I can only assume that Guido will firing off some gunpowder in a certain direction when he reads this.
Is this story a victory for the blogosphere, or for the power of newspapers?
Am I missing something here? How could the great Labour smear story which brought down Damian McBride be (as everyone is claiming) a world-changing breakthrough for the power of the blogosphere when it was not published on a blog but in the Sunday newspapers? It may have been the blogger Paul Staines who obtained the fatal information but bizarrely, he did not then put it on his website, as Matt Drudge did when he had the similarly dangerous Monica Lewinsky story. To have done that might have established beyond doubt the influence of the Web in the political game here just as Drudge did in the US. Instead Mr Staines chose to tout his story to the newspapers in the sweet old fashioned way. Must we assume that even he does not believe that a blog post would have as much influence as a newspaper splash?
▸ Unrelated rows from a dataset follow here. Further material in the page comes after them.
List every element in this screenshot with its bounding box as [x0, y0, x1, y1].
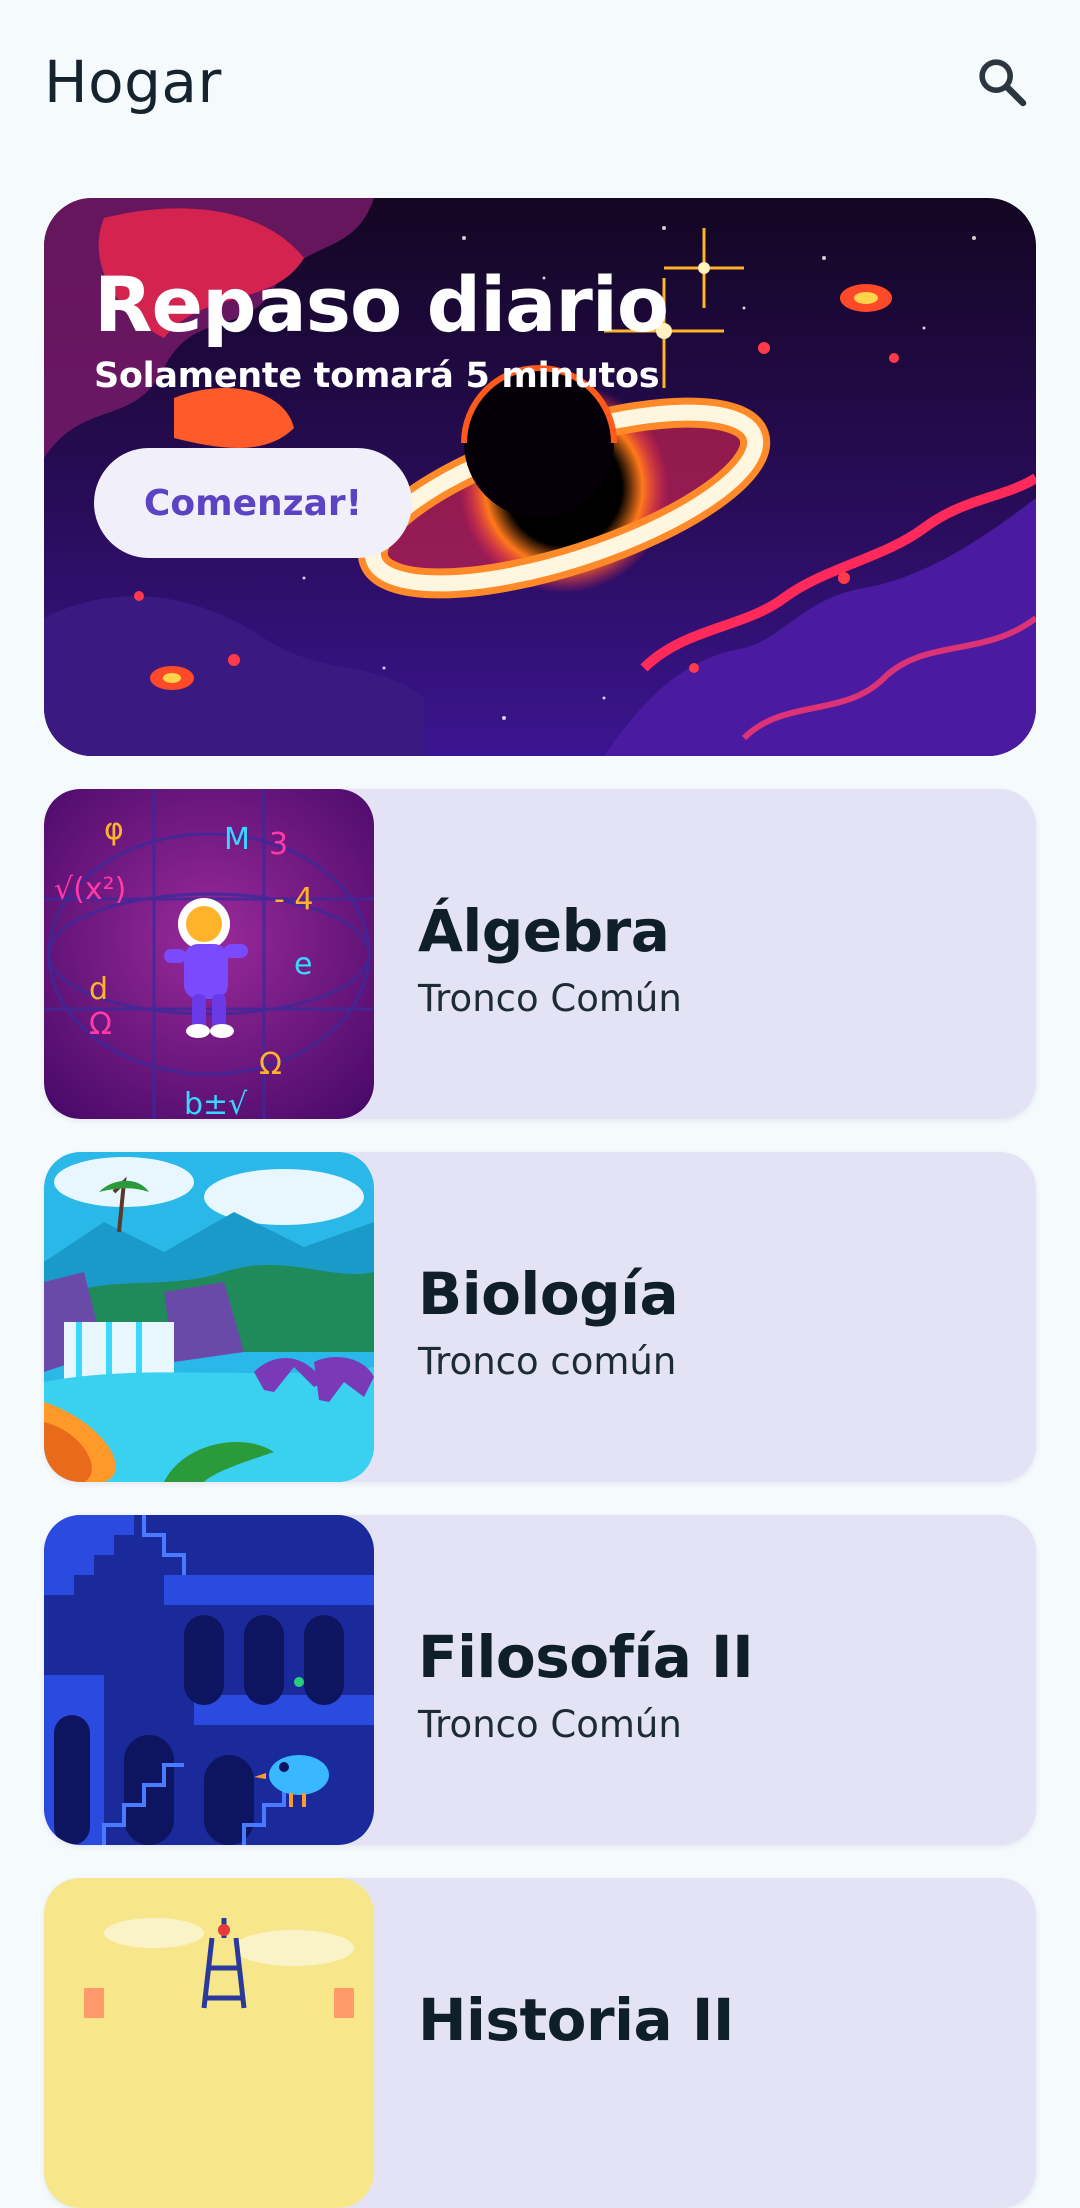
- search-icon: [979, 59, 1027, 107]
- svg-text:Ω: Ω: [259, 1047, 282, 1082]
- course-card-algebra[interactable]: φ √(x²) - 4 e Ω Ω b±√ M 3 d Álgebra Tronco Co…: [44, 789, 1036, 1119]
- course-title: Biología: [418, 1260, 679, 1328]
- course-title: Álgebra: [418, 897, 670, 965]
- course-card-biologia[interactable]: Biología Tronco común: [44, 1152, 1036, 1482]
- svg-text:M: M: [224, 822, 250, 857]
- svg-text:3: 3: [269, 827, 288, 862]
- svg-text:- 4: - 4: [274, 882, 313, 917]
- svg-text:Ω: Ω: [89, 1007, 112, 1042]
- course-thumbnail: [44, 1515, 374, 1845]
- start-button[interactable]: Comenzar!: [94, 448, 412, 558]
- course-thumbnail: φ √(x²) - 4 e Ω Ω b±√ M 3 d: [44, 789, 374, 1119]
- course-title: Filosofía II: [418, 1623, 754, 1691]
- course-subtitle: Tronco Común: [418, 977, 682, 1020]
- svg-text:d: d: [89, 972, 108, 1007]
- course-card-filosofia[interactable]: Filosofía II Tronco Común: [44, 1515, 1036, 1845]
- escher-stairs-bird-illustration: [44, 1515, 374, 1845]
- course-title: Historia II: [418, 1986, 735, 2054]
- svg-text:e: e: [294, 947, 312, 982]
- app-bar: Hogar: [0, 0, 1080, 170]
- hero-subtitle: Solamente tomará 5 minutos: [94, 356, 660, 396]
- waterfall-dinosaur-illustration: [44, 1152, 374, 1482]
- svg-text:√(x²): √(x²): [54, 872, 126, 907]
- hero-title: Repaso diario: [94, 260, 669, 349]
- daily-review-card[interactable]: Repaso diario Solamente tomará 5 minutos…: [44, 198, 1036, 756]
- course-card-historia[interactable]: Historia II: [44, 1878, 1036, 2208]
- astronaut-math-illustration: φ √(x²) - 4 e Ω Ω b±√ M 3 d: [44, 789, 374, 1119]
- course-subtitle: Tronco Común: [418, 1703, 682, 1746]
- search-button[interactable]: [970, 50, 1034, 114]
- eiffel-tower-illustration: [44, 1878, 374, 2208]
- svg-text:b±√: b±√: [184, 1087, 248, 1119]
- page-title: Hogar: [44, 48, 222, 116]
- course-thumbnail: [44, 1152, 374, 1482]
- course-subtitle: Tronco común: [418, 1340, 677, 1383]
- svg-text:φ: φ: [104, 812, 124, 847]
- course-thumbnail: [44, 1878, 374, 2208]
Whatever his own views, it is certainly the case that this incident does not prove the power of the internet as a political player. If anything, it seems to show the opposite: that the world of blogging still sees itself as the poor relation.
Guido Fawkes played a blinder, not only on how he broke the story but also with his media appearances. If he is not careful, he will soon become an elder-statesman of the political establishment!
As for Janet Daley. She now becomes my nomination to succeed Damian McBride.
Howard I think Guido played it well. Enough info on his blog just to keep us 'in touch' then the selection of the NOTW and the Times. Between his blog and the two newspapers Brown & Co were squeezed from both sides at once.